The Internet is rife with abuse: examples include spam, phishing, malicious advertising, DNS abuse, search poisoning, click fraud, and so on. To detect, investigate, and defend against such abuse, security efforts frequently crawl large sets of Web sites that need to be classified into categories, e.g., the attacker behind the abuse or the type of abuse.
Domain expertise is often required at first, but classifying thousands to even millions of Web pages manually is infeasible. In this dissertation, I develop machine learning tools to help security practitioners classify Web pages at scale. These automated, data-driven methods are made possible by the efforts of miscreants to operate at scale. Crafting every scam from scratch is too expensive, so miscreants use some degree of automation and replication to recreate their attacks. As a result, underlying similarities in both Web site content and structure can link related pages together. In the end, this automated classification of ``big data'' collected from the Web has significant impact, as it enables large-scale measurement and informs potential defensive interventions.

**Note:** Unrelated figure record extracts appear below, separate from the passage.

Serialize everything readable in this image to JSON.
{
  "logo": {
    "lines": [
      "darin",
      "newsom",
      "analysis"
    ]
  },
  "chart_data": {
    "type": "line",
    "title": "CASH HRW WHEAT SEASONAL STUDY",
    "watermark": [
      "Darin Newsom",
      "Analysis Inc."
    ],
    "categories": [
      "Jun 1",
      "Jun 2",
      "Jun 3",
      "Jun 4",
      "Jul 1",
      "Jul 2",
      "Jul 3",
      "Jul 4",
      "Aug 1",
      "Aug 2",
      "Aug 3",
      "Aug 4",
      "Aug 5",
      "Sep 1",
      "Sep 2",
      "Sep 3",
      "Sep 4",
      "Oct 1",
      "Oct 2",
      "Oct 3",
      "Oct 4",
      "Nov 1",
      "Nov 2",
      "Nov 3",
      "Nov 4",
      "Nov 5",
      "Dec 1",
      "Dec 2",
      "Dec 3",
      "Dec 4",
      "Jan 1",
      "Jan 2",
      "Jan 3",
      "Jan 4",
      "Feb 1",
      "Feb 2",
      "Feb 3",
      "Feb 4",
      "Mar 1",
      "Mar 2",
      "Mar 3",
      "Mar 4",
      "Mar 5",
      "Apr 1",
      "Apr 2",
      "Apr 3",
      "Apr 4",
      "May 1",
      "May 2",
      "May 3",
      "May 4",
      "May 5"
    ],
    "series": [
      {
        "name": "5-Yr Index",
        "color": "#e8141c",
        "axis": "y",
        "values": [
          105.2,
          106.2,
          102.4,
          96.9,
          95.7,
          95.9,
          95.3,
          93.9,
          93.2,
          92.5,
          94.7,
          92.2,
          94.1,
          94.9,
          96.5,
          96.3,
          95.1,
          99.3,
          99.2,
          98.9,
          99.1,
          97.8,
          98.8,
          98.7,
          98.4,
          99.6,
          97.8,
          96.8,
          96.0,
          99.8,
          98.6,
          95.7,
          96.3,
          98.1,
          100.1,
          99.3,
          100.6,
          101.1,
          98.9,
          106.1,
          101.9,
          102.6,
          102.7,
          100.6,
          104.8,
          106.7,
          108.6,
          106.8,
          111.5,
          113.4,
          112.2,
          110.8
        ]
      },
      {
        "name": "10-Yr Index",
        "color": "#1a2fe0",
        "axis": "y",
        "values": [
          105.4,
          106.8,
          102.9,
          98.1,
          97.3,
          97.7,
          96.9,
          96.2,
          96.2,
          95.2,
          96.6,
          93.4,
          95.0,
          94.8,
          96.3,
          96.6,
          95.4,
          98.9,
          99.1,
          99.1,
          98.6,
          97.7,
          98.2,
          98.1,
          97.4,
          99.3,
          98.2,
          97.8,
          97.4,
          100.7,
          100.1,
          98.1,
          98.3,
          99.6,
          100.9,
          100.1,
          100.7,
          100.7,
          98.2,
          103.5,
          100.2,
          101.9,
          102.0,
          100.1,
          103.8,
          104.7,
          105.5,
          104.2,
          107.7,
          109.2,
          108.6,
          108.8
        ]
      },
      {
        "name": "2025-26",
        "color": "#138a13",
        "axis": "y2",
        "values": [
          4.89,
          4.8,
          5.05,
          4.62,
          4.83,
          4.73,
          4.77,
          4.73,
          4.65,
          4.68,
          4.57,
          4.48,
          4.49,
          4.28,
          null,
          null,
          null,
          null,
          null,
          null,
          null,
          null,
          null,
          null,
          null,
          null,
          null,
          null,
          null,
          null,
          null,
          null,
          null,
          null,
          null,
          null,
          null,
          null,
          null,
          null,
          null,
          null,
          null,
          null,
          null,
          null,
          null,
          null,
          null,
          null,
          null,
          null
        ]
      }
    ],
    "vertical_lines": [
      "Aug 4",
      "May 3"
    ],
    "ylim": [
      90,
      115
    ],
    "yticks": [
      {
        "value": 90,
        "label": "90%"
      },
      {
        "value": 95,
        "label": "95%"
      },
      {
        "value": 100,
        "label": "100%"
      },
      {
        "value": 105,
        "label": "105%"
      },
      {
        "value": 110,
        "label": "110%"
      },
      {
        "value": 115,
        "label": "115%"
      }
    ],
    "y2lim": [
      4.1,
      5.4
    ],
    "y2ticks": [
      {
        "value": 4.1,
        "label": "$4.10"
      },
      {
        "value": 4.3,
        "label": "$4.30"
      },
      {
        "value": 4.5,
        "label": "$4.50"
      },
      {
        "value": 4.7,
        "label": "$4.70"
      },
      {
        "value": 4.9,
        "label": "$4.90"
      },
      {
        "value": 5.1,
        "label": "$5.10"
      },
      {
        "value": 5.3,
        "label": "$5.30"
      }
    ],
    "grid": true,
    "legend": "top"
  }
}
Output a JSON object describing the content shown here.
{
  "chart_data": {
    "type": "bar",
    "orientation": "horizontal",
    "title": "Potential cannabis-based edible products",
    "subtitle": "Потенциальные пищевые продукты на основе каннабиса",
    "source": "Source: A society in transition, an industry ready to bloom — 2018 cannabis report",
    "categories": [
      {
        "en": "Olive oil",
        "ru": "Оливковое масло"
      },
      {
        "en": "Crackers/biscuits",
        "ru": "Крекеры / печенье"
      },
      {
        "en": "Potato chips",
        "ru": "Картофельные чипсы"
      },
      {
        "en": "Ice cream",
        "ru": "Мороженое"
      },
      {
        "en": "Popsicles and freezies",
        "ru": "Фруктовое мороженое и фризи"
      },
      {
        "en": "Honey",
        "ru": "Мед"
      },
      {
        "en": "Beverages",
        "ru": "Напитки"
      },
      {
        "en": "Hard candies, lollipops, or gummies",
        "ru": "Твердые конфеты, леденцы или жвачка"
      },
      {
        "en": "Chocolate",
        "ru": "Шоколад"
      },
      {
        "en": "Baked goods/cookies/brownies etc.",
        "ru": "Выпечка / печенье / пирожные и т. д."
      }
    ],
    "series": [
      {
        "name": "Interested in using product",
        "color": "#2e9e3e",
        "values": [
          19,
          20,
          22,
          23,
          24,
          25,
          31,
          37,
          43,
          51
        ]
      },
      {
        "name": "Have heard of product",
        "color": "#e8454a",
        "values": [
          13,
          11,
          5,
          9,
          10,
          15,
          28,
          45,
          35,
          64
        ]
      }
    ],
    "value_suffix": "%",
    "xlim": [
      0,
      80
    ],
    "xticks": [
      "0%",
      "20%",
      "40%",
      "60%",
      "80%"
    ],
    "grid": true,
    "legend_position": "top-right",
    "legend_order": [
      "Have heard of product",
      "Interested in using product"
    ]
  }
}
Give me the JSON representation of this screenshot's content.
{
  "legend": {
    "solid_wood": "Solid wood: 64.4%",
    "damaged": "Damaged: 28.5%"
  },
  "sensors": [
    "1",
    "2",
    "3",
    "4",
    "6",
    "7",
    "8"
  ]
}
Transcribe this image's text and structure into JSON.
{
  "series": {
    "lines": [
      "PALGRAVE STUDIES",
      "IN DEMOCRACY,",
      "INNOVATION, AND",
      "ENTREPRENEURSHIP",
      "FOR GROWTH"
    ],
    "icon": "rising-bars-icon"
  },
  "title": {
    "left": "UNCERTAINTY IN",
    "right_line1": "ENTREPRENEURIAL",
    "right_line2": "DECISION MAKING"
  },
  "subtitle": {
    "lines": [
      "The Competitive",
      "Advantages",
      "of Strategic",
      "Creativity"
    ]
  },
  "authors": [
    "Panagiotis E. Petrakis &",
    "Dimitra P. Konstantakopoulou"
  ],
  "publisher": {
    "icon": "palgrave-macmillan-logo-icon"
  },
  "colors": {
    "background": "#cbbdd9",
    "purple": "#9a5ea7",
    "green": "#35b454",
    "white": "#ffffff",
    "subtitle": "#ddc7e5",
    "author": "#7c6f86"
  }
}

This dissertation focuses on three applications. First, I present a system for monitoring Web sites that serve as online storefronts for spam-advertised goods. The system is highly accurate, even when training data is very limited. Second, I describe a system for identifying the black hat SEO campaigns that promote online stores selling counterfeit luxury goods. This system was used to nearly double the number of known campaigns to track, and increase the number of associated stores by 69%. Third, I discuss a system for categorizing the Web content hosted in new top-level domains. In total, this system was used to classify 4.1 million domains in 480 new TLDs.
Overall, today's scale of well-organized cybercrime demands the use of scalable defensive analysis. This setting is where the data-driven techniques of machine learning prove especially useful. Furthermore, large-scale classification has become a frequent need in security, and our methods are more generally applicable to problems beyond just the ones documented in this dissertation.